Les résultats des réformes engagées par Nicolas Sarkozy « ne sont pas au rendez-vous », pour Dominique de Villepin qui avertit dans un entretien publié dimanche par « Le Parisien/Aujourd’hui en France » que le grand emprunt annoncé par le président peut se révéler « un piège ».

Pour Dominique de Villepin, « il y a aujourd’hui un décalage manifeste, que chaque Français peut ressentir, entre un affichage d’hyper-réforme et la réalité des choses vécues par les Français ». Et « les Français pourraient devenir allergiques à l’idée même de réforme si elle était perçue comme un simple refrain politicien », craint-il.

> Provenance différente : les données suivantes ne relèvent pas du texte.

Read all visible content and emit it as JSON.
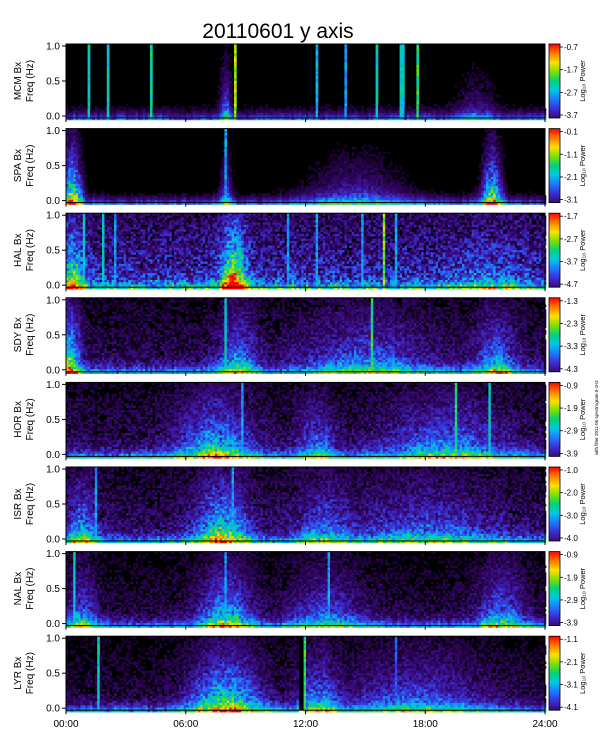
{
  "title": "20110601  y axis",
  "side_note": "with filter 2011-06 spectrogram 0-1Hz",
  "chart_data": {
    "type": "heatmap",
    "title": "20110601  y axis",
    "xlim": [
      0,
      24
    ],
    "x_ticks": [
      {
        "value": 0,
        "label": "00:00"
      },
      {
        "value": 6,
        "label": "06:00"
      },
      {
        "value": 12,
        "label": "12:00"
      },
      {
        "value": 18,
        "label": "18:00"
      },
      {
        "value": 24,
        "label": "24:00"
      }
    ],
    "colorbar_label": "Log₁₀ Power",
    "colormap": [
      "#000000",
      "#1a0030",
      "#3a0a7a",
      "#3b2fd6",
      "#1f78ff",
      "#00c8e6",
      "#00d27a",
      "#7ee000",
      "#ffe000",
      "#ff7a00",
      "#ff0000"
    ],
    "panels": [
      {
        "station": "MCM",
        "ylabel": "MCM Bx",
        "ylabel2": "Freq (Hz)",
        "yticks": [
          "1.0",
          "0.5",
          "0.0"
        ],
        "ylim": [
          0,
          1
        ],
        "cbar_ticks": [
          "-0.7",
          "-1.7",
          "-2.7",
          "-3.7"
        ],
        "floor": 0.08,
        "events": [
          {
            "t": 8.0,
            "w": 0.3,
            "s": 0.45
          },
          {
            "t": 20.5,
            "w": 1.0,
            "s": 0.2
          }
        ],
        "lines": [
          {
            "t": 1.1,
            "s": 0.6
          },
          {
            "t": 2.1,
            "s": 0.6
          },
          {
            "t": 4.3,
            "s": 0.65
          },
          {
            "t": 8.4,
            "s": 0.8
          },
          {
            "t": 12.5,
            "s": 0.55
          },
          {
            "t": 14.0,
            "s": 0.5
          },
          {
            "t": 15.5,
            "s": 0.6
          },
          {
            "t": 16.8,
            "s": 0.6
          },
          {
            "t": 17.6,
            "s": 0.7
          }
        ]
      },
      {
        "station": "SPA",
        "ylabel": "SPA Bx",
        "ylabel2": "Freq (Hz)",
        "yticks": [
          "1.0",
          "0.5",
          "0.0"
        ],
        "ylim": [
          0,
          1
        ],
        "cbar_ticks": [
          "-0.1",
          "-1.1",
          "-2.1",
          "-3.1"
        ],
        "floor": 0.06,
        "events": [
          {
            "t": 0.3,
            "w": 0.5,
            "s": 0.9
          },
          {
            "t": 8.0,
            "w": 0.3,
            "s": 0.4
          },
          {
            "t": 14.5,
            "w": 2.5,
            "s": 0.3
          },
          {
            "t": 21.3,
            "w": 0.5,
            "s": 0.8
          }
        ],
        "lines": [
          {
            "t": 8.0,
            "s": 0.5
          }
        ]
      },
      {
        "station": "HAL",
        "ylabel": "HAL Bx",
        "ylabel2": "Freq (Hz)",
        "yticks": [
          "1.0",
          "0.5",
          "0.0"
        ],
        "ylim": [
          0,
          1
        ],
        "cbar_ticks": [
          "-1.7",
          "-2.7",
          "-3.7",
          "-4.7"
        ],
        "floor": 0.38,
        "events": [
          {
            "t": 0.3,
            "w": 0.6,
            "s": 0.6
          },
          {
            "t": 8.4,
            "w": 0.6,
            "s": 0.95
          },
          {
            "t": 21.0,
            "w": 2.0,
            "s": 0.15
          }
        ],
        "lines": [
          {
            "t": 0.9,
            "s": 0.6
          },
          {
            "t": 1.8,
            "s": 0.6
          },
          {
            "t": 2.5,
            "s": 0.5
          },
          {
            "t": 11.1,
            "s": 0.5
          },
          {
            "t": 12.5,
            "s": 0.5
          },
          {
            "t": 14.8,
            "s": 0.5
          },
          {
            "t": 15.9,
            "s": 0.8
          },
          {
            "t": 16.5,
            "s": 0.5
          }
        ]
      },
      {
        "station": "SDY",
        "ylabel": "SDY Bx",
        "ylabel2": "Freq (Hz)",
        "yticks": [
          "1.0",
          "0.5",
          "0.0"
        ],
        "ylim": [
          0,
          1
        ],
        "cbar_ticks": [
          "-1.3",
          "-2.3",
          "-3.3",
          "-4.3"
        ],
        "floor": 0.22,
        "events": [
          {
            "t": 0.2,
            "w": 0.5,
            "s": 0.8
          },
          {
            "t": 8.6,
            "w": 1.0,
            "s": 0.45
          },
          {
            "t": 15.0,
            "w": 3.0,
            "s": 0.35
          },
          {
            "t": 21.5,
            "w": 1.0,
            "s": 0.45
          }
        ],
        "lines": [
          {
            "t": 8.0,
            "s": 0.6
          },
          {
            "t": 15.3,
            "s": 0.7
          }
        ]
      },
      {
        "station": "HOR",
        "ylabel": "HOR Bx",
        "ylabel2": "Freq (Hz)",
        "yticks": [
          "1.0",
          "0.5",
          "0.0"
        ],
        "ylim": [
          0,
          1
        ],
        "cbar_ticks": [
          "-0.9",
          "-1.9",
          "-2.9",
          "-3.9"
        ],
        "floor": 0.22,
        "events": [
          {
            "t": 7.5,
            "w": 1.8,
            "s": 0.55
          },
          {
            "t": 12.5,
            "w": 1.0,
            "s": 0.35
          },
          {
            "t": 19.0,
            "w": 3.0,
            "s": 0.4
          }
        ],
        "lines": [
          {
            "t": 8.8,
            "s": 0.5
          },
          {
            "t": 19.5,
            "s": 0.7
          },
          {
            "t": 21.2,
            "s": 0.6
          }
        ]
      },
      {
        "station": "ISR",
        "ylabel": "ISR Bx",
        "ylabel2": "Freq (Hz)",
        "yticks": [
          "1.0",
          "0.5",
          "0.0"
        ],
        "ylim": [
          0,
          1
        ],
        "cbar_ticks": [
          "-1.0",
          "-2.0",
          "-3.0",
          "-4.0"
        ],
        "floor": 0.24,
        "events": [
          {
            "t": 0.8,
            "w": 0.8,
            "s": 0.45
          },
          {
            "t": 7.8,
            "w": 1.3,
            "s": 0.65
          },
          {
            "t": 13.0,
            "w": 1.5,
            "s": 0.35
          },
          {
            "t": 18.0,
            "w": 3.5,
            "s": 0.3
          }
        ],
        "lines": [
          {
            "t": 8.3,
            "s": 0.5
          },
          {
            "t": 1.5,
            "s": 0.5
          }
        ]
      },
      {
        "station": "NAL",
        "ylabel": "NAL Bx",
        "ylabel2": "Freq (Hz)",
        "yticks": [
          "1.0",
          "0.5",
          "0.0"
        ],
        "ylim": [
          0,
          1
        ],
        "cbar_ticks": [
          "-0.9",
          "-1.9",
          "-2.9",
          "-3.9"
        ],
        "floor": 0.18,
        "events": [
          {
            "t": 0.8,
            "w": 0.8,
            "s": 0.4
          },
          {
            "t": 8.0,
            "w": 1.3,
            "s": 0.6
          },
          {
            "t": 13.0,
            "w": 1.8,
            "s": 0.35
          },
          {
            "t": 21.8,
            "w": 1.2,
            "s": 0.45
          }
        ],
        "lines": [
          {
            "t": 0.4,
            "s": 0.6
          },
          {
            "t": 8.0,
            "s": 0.5
          },
          {
            "t": 13.1,
            "s": 0.5
          }
        ]
      },
      {
        "station": "LYR",
        "ylabel": "LYR Bx",
        "ylabel2": "Freq (Hz)",
        "yticks": [
          "1.0",
          "0.5",
          "0.0"
        ],
        "ylim": [
          0,
          1
        ],
        "cbar_ticks": [
          "-1.1",
          "-2.1",
          "-3.1",
          "-4.1"
        ],
        "floor": 0.18,
        "events": [
          {
            "t": 8.0,
            "w": 1.8,
            "s": 0.7
          },
          {
            "t": 12.7,
            "w": 1.2,
            "s": 0.45
          },
          {
            "t": 17.5,
            "w": 3.5,
            "s": 0.35
          }
        ],
        "lines": [
          {
            "t": 1.6,
            "s": 0.6
          },
          {
            "t": 11.9,
            "s": 0.7
          },
          {
            "t": 16.5,
            "s": 0.4
          }
        ],
        "dark_bands": [
          {
            "t": 11.75,
            "w": 0.2
          }
        ]
      }
    ]
  }
}
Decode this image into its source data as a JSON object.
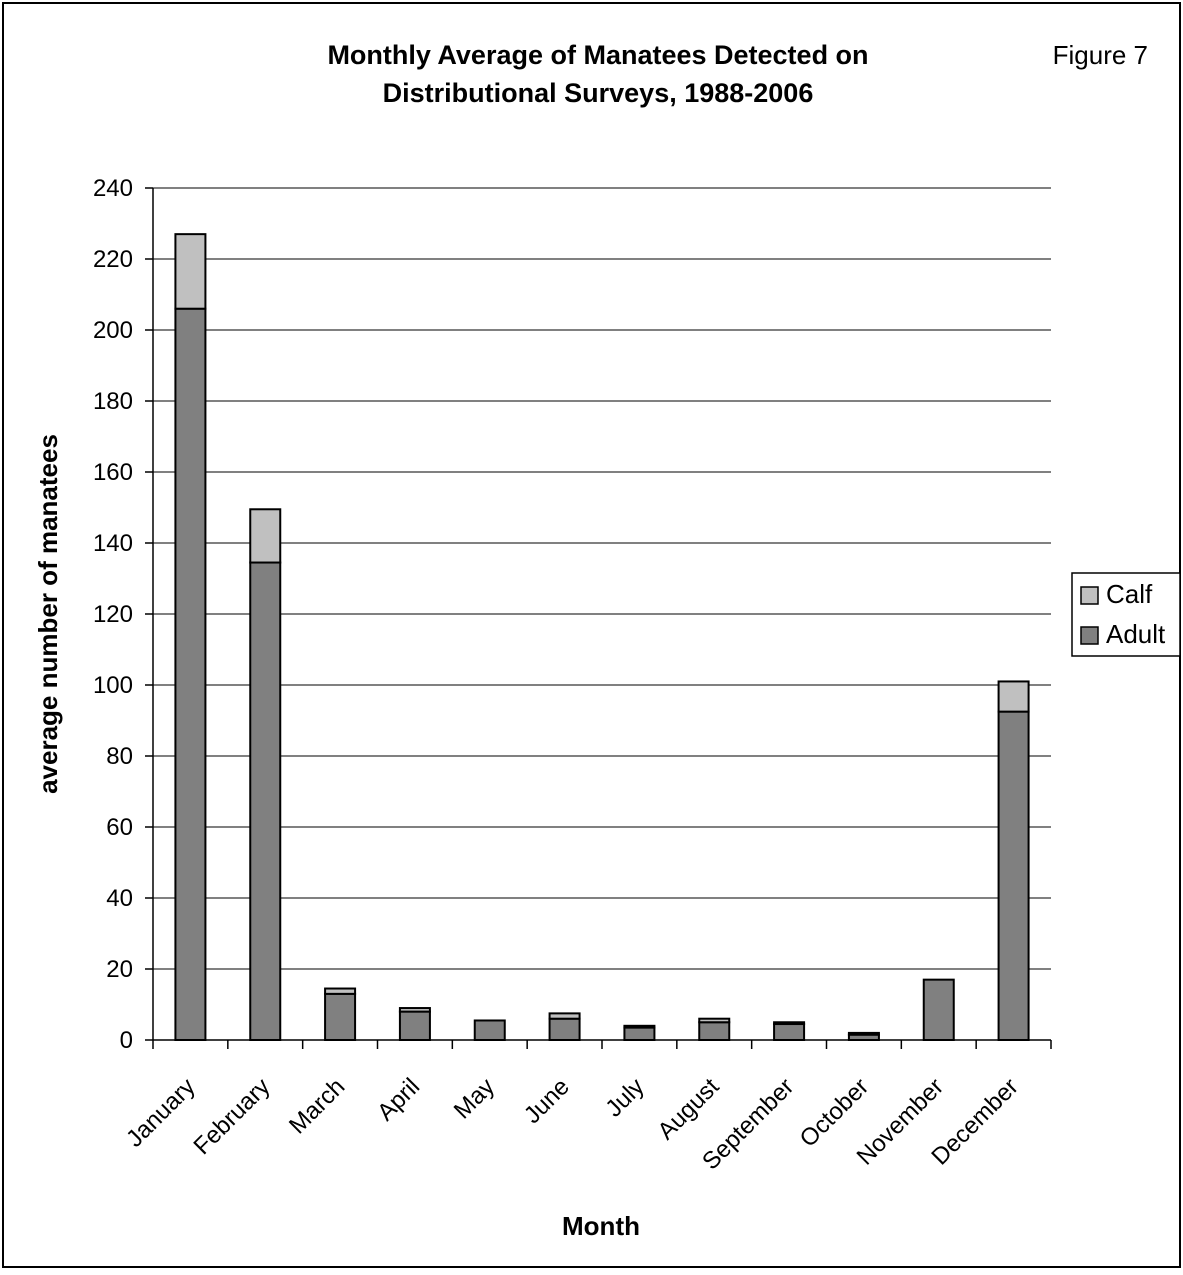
{
  "figure_label": "Figure 7",
  "chart_data": {
    "type": "bar",
    "stacked": true,
    "title": "Monthly Average of Manatees Detected on Distributional Surveys, 1988-2006",
    "title_lines": [
      "Monthly Average of Manatees Detected on",
      "Distributional Surveys, 1988-2006"
    ],
    "xlabel": "Month",
    "ylabel": "average number of manatees",
    "ylim": [
      0,
      240
    ],
    "yticks": [
      "0",
      "20",
      "40",
      "60",
      "80",
      "100",
      "120",
      "140",
      "160",
      "180",
      "200",
      "220",
      "240"
    ],
    "grid": "horizontal",
    "legend_position": "right",
    "categories": [
      "January",
      "February",
      "March",
      "April",
      "May",
      "June",
      "July",
      "August",
      "September",
      "October",
      "November",
      "December"
    ],
    "series": [
      {
        "name": "Adult",
        "color": "#808080",
        "values": [
          206,
          134.5,
          13,
          8,
          5.5,
          6,
          3.5,
          5,
          4.5,
          1.5,
          17,
          92.5
        ]
      },
      {
        "name": "Calf",
        "color": "#c0c0c0",
        "values": [
          21,
          15,
          1.5,
          1,
          0,
          1.5,
          0.5,
          1,
          0.5,
          0.5,
          0,
          8.5
        ]
      }
    ]
  }
}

Ancien Premier ministre de Jacques Chirac, Dominique de Villepin a désormais son propre mouvement politique, le Club Villepin. Vous pouvez adhérer en cliquant ici.

Le Parisien: La loi sur le travail du dimanche vient d’être adoptée de justesse au Sénat. Comment jugez-vous la politique de réformes de Nicolas Sarkozy ?

Dominique de Villepin: C’est le problème de la bouteille à moitié vide ou à moitié pleine.

Certes, il convient de saluer un certain nombre d’initiatives : la fusion ANPE-Unedic ou le RSA. Mais encore faut-il que ces réformes aboutissent. Or, soit parce qu’elles sont faites à contretemps (heures supplémentaires), ou qu’il s’agit de demi-réformes (travail le dimanche, formation professionnelle, ANPE-Unedic), ou encore de réformes à un coût exorbitant (régimes spéciaux), les résultats ne sont pas au rendez-vous. Il y a aujourd’hui un décalage manifeste, que chaque Français peut ressentir, entre un affichage d’hyper-réforme et la réalité des choses vécue par les Français.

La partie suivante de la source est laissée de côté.